3次元と4次元は同じであると、ある意味で言うことができるだろう。ある意味でとは、数学的な処理のことを指す。では4次元が存在するということでよいではないかと思うかもしれない。しかし写像関係であるとは、4次元の現象はすべて3次元にあらわれているということだ。しかし4次元をわざわざ持ち出す理論は、隠れた何かがそこにあると言いたいがために架空の次元を持ち出すわけだろう。そうでなければ意味がない。すべて4次元はある種の神秘的な理論を言うためにある。

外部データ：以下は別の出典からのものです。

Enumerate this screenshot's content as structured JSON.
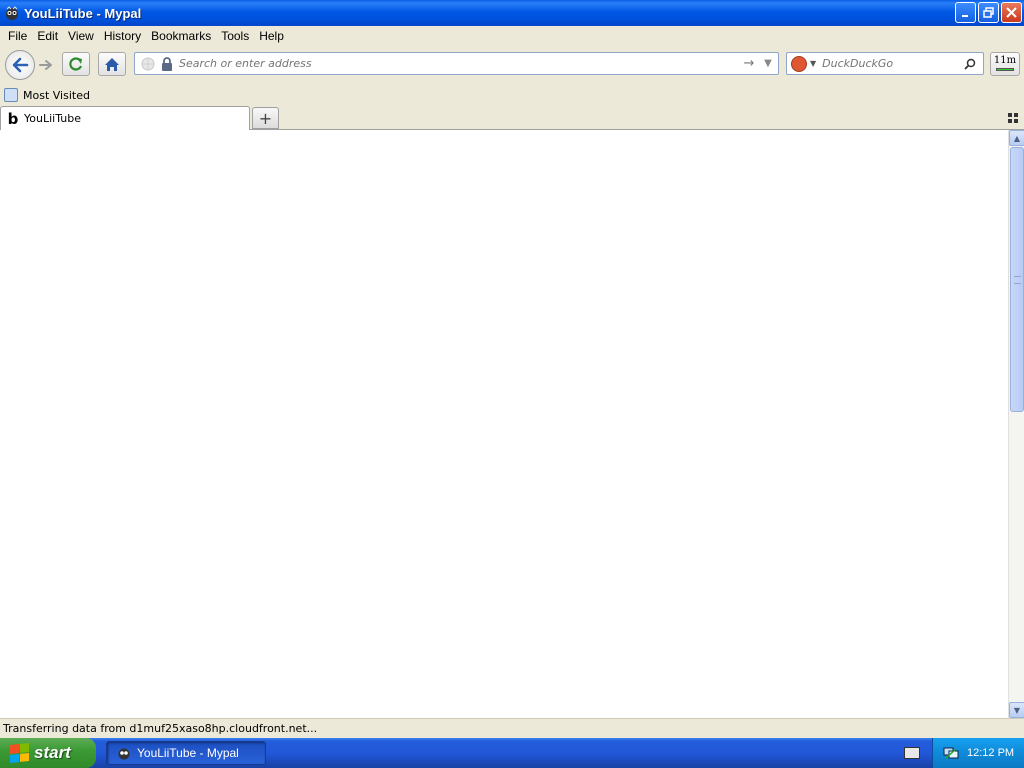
{
  "window": {
    "title": "YouLiiTube - Mypal",
    "buttons": [
      "minimize",
      "maximize",
      "close"
    ]
  },
  "menubar": {
    "items": [
      "File",
      "Edit",
      "View",
      "History",
      "Bookmarks",
      "Tools",
      "Help"
    ]
  },
  "navbar": {
    "address_placeholder": "Search or enter address",
    "search_placeholder": "DuckDuckGo",
    "addon_label": "11m"
  },
  "bookmarks": {
    "items": [
      {
        "label": "Most Visited"
      }
    ]
  },
  "tabs": [
    {
      "label": "YouLiiTube",
      "favicon": "b",
      "active": true
    }
  ],
  "status": {
    "text": "Transferring data from d1muf25xaso8hp.cloudfront.net..."
  },
  "taskbar": {
    "start_label": "start",
    "tasks": [
      {
        "label": "YouLiiTube - Mypal"
      }
    ],
    "clock": "12:12 PM"
  },
  "colors": {
    "titlebar": "#0058e4",
    "taskbar": "#245edb",
    "start": "#3d9b35",
    "tray": "#0f8ad8",
    "chrome": "#ece9d8"
  }
}
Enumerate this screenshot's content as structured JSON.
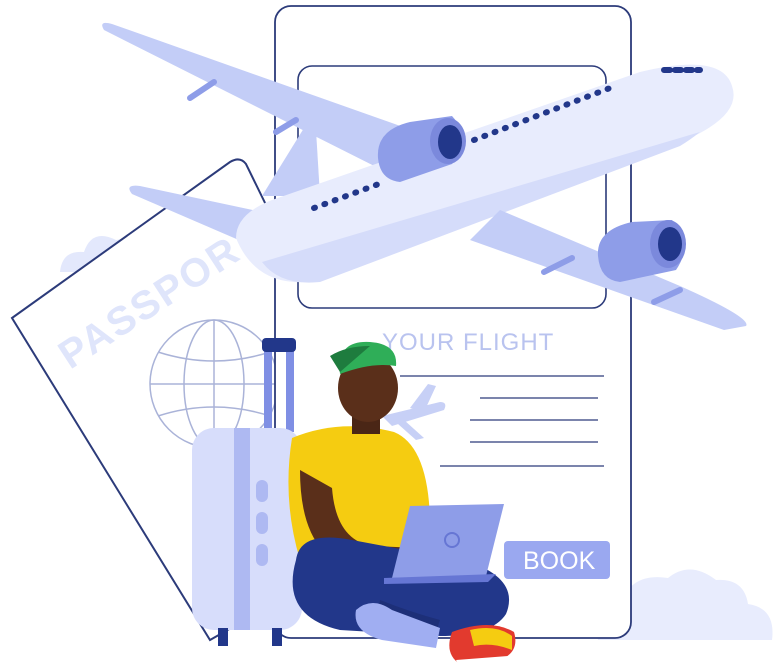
{
  "illustration": {
    "passport_text": "PASSPOR",
    "phone_heading": "YOUR  FLIGHT",
    "book_button": "BOOK"
  },
  "colors": {
    "outline": "#2c3b7a",
    "plane_light": "#e8ecfd",
    "plane_mid": "#c3cdf7",
    "plane_dark": "#8e9de8",
    "navy": "#22378a",
    "shirt": "#f5cc11",
    "skin": "#5a2f1a",
    "cap": "#2fae58",
    "book_button": "#9aa8f0"
  },
  "icons": [
    "airplane-icon",
    "passport-icon",
    "globe-icon",
    "suitcase-icon",
    "laptop-icon",
    "cloud-icon"
  ]
}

 例えば遠い所へのワープは4次元を経由するということが一つの常識だ。時間を超えることも4次元を利用すればあり得る。まあ私の体も心も写像関係で他へ移せるなら4次元を持ち出すこともなく可能と言ってしまえるわけで、しかしそれではいかにも作り事でしかないから「4次元空間を経由して」と付け加えればもっともらしくはなる。宇宙戦艦ヤマトも銀河英雄伝説もワープとは四次元を迂回する航路のことだった。藤子不二雄Fの21エモンだったと思うが、白い紙の対角に点を打って、この点どうしの最短距離はなにかと尋ね、回答は紙を折り曲げてくっつけるというものだったと思うが、これが要するにワープの考え方だ。しかしどこかおかしい。なぜ紙(この場合で言えば3次元空間)が曲げられることが前提なのか。いやそうではなく、曲がるのは4次元のほうであると思うかもしれないが、では逆にそちらならなぜ自由に曲げることが可能であるのか。もしくは自由に通路をこしらえることが可能であるのか。AとBをつなぐ線分(1次元世界)は紙(2次元世界)の中の最短距離である。したがってこの線分をはみ出す行程はすべてそれよりも遠回りになる。つまりワープとは全くのたわごとである。

 あるいは、エンターテインメントの小技に過ぎないものに過剰に反応しすぎと思うかもしれないが、実のところ科学畑においてもホワイトホールというものが話題に上がっていた。つまりブラックホールに吸い込まれた物質が4次元の通路を通って再びこの宇宙に吐き出されるある特異点が存在するというものだ。これなどは余計に恣意的だろう。なぜならやはり3次元世界中心の考えにすぎず、4次元はほんのおまけの隠し通路的にとらえられているわけだ。しかし4次元がもしあり得るならこの3次元よりもはるかに広大でなければならず、こちらの世界がむしろおまけになる。しかし、紙に線を引いてみればわかるが、その1次元世界は、残るくまなく2次元世界に接触しており、そこから独立した要素はない。つまり2次元から隠れた部分は存在しえない。

 まあいろいろ理屈を言うことは可能だ。例えば曲線を描いて、その曲線上を辿れば距離があるが、カーブのところにもう一本の直線を引けば近道たりえる、ワープとはそういうものではないか、とか。それに対して言いたいのは、もし曲がった線があり得るなら、それは最初から2次元世界の存在なのである。つまりこの3次元世界が曲がっているとしたら、それは4次元世界なのである。しかしこの世界が曲がっているということは言葉の綾であり、数学的操作なのであって、それ以上のものではない。まっすぐな背景の上に置くから曲がっていると見える。つまり基本の世界はあくまでまっすぐなのである。非ユークリッド幾何学は、幾何学ではない。単なる計算式だ。なぜならそれは物の形を正確に描写しないからである。三角形は、三角形でしかありえない。違うだろうか?

 まあ、否定したくなる人が多いことは理解する。ただ、現実問題として、ここにある何かの物体を、遠くの場所に「写像」できないことは事実なのだから、実はその考えを言い換えただけの「高次元」は事実としては存在しないと考えておいた方がよいのではないか。それは思考上のゲームに過ぎない。